Despite their wonderful support, Hajduk are well off the pace in Europe. This is a club that has appeared in the semis of major European tournaments, yet now it struggles.

THE contrasting tales of Barca and Hajduk are the tales of globalisation, where initial advantages are magnified, the best get better and ultimately the winner takes all. Hajduk now exports talent and Barca imports it. No Catalans play for Split, yet lots of Dalmatians and other Croatians have played for Barca. Similarly, you don’t see many English players in Dalmatia, yet many Croatians make their living in the UK. In fact, a former Hajduk star, Slaven Bilic, trod that path well before the Modrics of this world. Now, Croatian players are made for export.

Because of the war and a lack of funds, Hajduk fell behind and continues to fall. The best players all leave to play in Germany, England or Spain. The local league standard slips and this reinforces the migration of talent. This, in turn, leads to less and less finance going into the game. In a generation, teams become little more than finishing schools for the best local talent before it moves on.

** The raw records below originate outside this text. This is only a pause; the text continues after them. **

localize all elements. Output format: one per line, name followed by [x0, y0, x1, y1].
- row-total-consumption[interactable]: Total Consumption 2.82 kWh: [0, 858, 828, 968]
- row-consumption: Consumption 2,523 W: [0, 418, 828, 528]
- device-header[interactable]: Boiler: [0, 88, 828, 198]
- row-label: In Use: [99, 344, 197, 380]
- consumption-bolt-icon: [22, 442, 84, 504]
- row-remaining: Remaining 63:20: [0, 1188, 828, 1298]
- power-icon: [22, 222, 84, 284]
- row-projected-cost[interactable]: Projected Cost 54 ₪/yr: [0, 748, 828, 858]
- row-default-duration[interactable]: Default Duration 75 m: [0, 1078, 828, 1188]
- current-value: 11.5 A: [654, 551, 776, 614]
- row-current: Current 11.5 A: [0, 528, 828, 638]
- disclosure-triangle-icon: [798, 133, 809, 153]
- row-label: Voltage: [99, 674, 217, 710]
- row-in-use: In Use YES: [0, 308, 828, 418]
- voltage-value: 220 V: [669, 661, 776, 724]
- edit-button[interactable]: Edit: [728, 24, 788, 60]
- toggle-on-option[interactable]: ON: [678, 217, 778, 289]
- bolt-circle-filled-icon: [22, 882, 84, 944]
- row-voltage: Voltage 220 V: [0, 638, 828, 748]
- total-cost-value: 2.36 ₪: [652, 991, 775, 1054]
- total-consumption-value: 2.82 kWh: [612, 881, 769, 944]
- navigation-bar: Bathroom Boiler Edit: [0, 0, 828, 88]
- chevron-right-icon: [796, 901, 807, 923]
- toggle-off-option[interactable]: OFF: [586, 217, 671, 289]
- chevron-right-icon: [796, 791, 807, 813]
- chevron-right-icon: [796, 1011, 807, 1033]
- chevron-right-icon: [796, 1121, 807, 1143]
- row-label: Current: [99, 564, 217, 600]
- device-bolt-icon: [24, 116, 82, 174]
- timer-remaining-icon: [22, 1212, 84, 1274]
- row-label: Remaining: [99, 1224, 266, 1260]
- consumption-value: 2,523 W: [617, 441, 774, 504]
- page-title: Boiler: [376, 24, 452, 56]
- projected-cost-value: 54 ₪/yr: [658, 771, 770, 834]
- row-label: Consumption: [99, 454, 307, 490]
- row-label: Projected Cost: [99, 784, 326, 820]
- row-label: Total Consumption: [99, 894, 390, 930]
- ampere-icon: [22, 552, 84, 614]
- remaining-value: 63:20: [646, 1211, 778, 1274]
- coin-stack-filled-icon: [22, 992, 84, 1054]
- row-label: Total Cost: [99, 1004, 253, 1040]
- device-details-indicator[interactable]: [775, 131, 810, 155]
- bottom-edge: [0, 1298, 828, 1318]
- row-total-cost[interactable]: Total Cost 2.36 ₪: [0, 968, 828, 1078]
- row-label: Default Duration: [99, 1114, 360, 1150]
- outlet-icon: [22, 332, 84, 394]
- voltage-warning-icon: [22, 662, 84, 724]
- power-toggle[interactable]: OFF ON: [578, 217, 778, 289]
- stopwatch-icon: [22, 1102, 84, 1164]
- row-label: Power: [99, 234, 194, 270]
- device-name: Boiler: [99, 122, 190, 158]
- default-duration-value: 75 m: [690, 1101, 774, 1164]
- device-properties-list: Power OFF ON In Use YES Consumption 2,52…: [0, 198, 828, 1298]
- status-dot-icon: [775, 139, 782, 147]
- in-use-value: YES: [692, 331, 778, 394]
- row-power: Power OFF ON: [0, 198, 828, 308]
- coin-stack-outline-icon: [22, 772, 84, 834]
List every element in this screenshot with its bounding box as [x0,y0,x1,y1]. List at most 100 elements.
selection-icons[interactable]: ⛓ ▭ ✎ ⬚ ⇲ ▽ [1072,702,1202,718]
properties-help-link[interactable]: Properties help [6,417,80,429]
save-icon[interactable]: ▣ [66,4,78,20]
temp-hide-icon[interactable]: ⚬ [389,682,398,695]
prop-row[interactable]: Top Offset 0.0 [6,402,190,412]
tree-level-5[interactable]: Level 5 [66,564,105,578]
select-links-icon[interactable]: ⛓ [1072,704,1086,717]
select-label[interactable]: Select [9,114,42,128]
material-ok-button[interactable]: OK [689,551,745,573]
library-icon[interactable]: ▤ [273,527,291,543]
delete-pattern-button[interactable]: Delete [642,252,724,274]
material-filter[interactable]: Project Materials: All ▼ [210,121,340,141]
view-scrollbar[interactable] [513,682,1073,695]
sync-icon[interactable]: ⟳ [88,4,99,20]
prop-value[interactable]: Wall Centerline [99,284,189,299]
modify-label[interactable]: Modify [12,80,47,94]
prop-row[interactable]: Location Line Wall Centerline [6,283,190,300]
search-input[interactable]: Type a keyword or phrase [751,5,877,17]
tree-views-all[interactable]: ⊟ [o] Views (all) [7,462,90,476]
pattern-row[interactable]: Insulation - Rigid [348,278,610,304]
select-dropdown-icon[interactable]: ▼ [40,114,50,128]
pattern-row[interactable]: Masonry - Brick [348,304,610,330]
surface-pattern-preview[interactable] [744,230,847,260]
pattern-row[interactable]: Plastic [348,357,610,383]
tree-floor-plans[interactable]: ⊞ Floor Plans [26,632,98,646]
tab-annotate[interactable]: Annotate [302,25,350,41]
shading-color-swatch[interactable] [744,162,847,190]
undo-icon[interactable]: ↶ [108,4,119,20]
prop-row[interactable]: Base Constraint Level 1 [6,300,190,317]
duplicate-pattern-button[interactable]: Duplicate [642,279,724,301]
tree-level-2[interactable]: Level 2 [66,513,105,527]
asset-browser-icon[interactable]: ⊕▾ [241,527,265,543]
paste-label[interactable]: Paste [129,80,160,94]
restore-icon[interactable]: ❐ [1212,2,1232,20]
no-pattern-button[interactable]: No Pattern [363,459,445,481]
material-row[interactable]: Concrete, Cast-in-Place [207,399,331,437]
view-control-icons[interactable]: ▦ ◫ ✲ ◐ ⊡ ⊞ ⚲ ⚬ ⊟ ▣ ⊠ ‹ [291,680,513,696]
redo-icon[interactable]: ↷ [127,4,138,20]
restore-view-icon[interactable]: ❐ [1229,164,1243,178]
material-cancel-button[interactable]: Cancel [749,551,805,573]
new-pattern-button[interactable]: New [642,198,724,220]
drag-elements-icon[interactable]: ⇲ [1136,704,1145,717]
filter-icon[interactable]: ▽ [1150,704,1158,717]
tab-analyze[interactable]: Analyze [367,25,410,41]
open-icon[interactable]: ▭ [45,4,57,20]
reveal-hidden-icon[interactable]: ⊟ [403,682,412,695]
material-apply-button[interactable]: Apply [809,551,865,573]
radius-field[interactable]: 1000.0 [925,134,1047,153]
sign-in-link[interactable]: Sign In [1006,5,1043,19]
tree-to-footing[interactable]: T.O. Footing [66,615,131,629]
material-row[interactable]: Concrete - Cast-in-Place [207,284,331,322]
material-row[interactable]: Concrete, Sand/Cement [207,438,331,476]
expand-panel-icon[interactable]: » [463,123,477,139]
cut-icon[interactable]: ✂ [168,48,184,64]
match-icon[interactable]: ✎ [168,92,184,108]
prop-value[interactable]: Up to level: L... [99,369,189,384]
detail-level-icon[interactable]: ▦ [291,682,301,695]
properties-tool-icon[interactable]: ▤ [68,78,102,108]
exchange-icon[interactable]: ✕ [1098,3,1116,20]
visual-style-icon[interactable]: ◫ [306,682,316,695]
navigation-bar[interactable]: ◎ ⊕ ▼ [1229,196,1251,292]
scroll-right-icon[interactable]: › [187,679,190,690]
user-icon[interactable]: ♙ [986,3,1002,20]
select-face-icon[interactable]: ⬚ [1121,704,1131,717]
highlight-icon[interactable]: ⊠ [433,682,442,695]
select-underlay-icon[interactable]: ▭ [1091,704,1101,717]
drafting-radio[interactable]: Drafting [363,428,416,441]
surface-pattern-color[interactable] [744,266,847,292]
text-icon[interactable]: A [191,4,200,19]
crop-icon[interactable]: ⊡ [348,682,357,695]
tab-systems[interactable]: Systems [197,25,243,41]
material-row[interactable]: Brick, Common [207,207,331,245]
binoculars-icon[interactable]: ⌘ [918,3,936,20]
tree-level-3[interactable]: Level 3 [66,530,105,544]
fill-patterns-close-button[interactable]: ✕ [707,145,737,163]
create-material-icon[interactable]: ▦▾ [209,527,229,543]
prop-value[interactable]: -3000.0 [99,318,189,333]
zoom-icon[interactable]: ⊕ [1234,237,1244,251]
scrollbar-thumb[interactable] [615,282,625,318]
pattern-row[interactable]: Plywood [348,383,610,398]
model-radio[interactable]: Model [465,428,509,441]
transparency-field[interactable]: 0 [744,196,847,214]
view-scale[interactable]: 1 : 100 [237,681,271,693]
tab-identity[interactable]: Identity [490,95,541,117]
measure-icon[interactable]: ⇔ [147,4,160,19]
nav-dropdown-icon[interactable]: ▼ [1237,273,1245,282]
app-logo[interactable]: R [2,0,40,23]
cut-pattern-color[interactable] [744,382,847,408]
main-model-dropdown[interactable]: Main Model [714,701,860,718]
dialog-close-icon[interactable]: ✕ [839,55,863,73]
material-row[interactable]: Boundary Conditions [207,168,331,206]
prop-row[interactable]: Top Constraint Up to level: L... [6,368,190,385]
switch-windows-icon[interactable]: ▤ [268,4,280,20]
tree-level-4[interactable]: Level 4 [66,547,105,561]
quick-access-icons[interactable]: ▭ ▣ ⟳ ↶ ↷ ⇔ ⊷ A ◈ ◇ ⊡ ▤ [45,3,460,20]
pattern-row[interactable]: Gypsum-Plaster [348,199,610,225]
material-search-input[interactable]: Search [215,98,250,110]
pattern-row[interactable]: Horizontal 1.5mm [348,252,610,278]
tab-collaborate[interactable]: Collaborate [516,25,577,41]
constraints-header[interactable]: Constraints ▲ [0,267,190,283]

The opposite is happening at the top, where the talent seeks the best opportunities and thus players like Leo Messi leave Rosario in Argentina for Barcelona. Nothing could underscore this migration of national talent more than the Copa America, which Uruguay won this weekend. Practically all of the stars of Latin America’s finest now play in Europe.

What goes on in football is also going on in the global economy in general. As Ireland experiences emigration again, talent is leaving in droves, hollowing out the productive marrow of the country. Last time out in the 1980s, a graduate was three times more likely to leave Ireland than was someone who left school after the Junior Cert. So like Dalmatian footballers, the best leave here too.

We see this “winner-takes-all” phenomenon in many walks of life. Globalisation means that if you lose your edge, it is very hard to get it back and you are likely to pay. This is why this recession and the behaviour of the banks have been so damaging to Ireland.

Look at what happened yesterday. We end up selling more than 37pc of Bank of Ireland — a bank which has 30pc of the market in a country that exports €160bn — for the tiny sum of €1.1bn. This is after putting in billions of our own money to recapitalise the bank, in order to give it to others wrapped up with a lovely bow and a card saying “fire sale”.

The Bank of Ireland deal is the financial equivalent of Hajduk selling its best players for a song. Each deal is justified because it gets much-needed money in, but each deal just makes the edifice weaker and the future bleaker.

Sometimes, there’s more to be observed at football matches than the intricacies of the offside rule.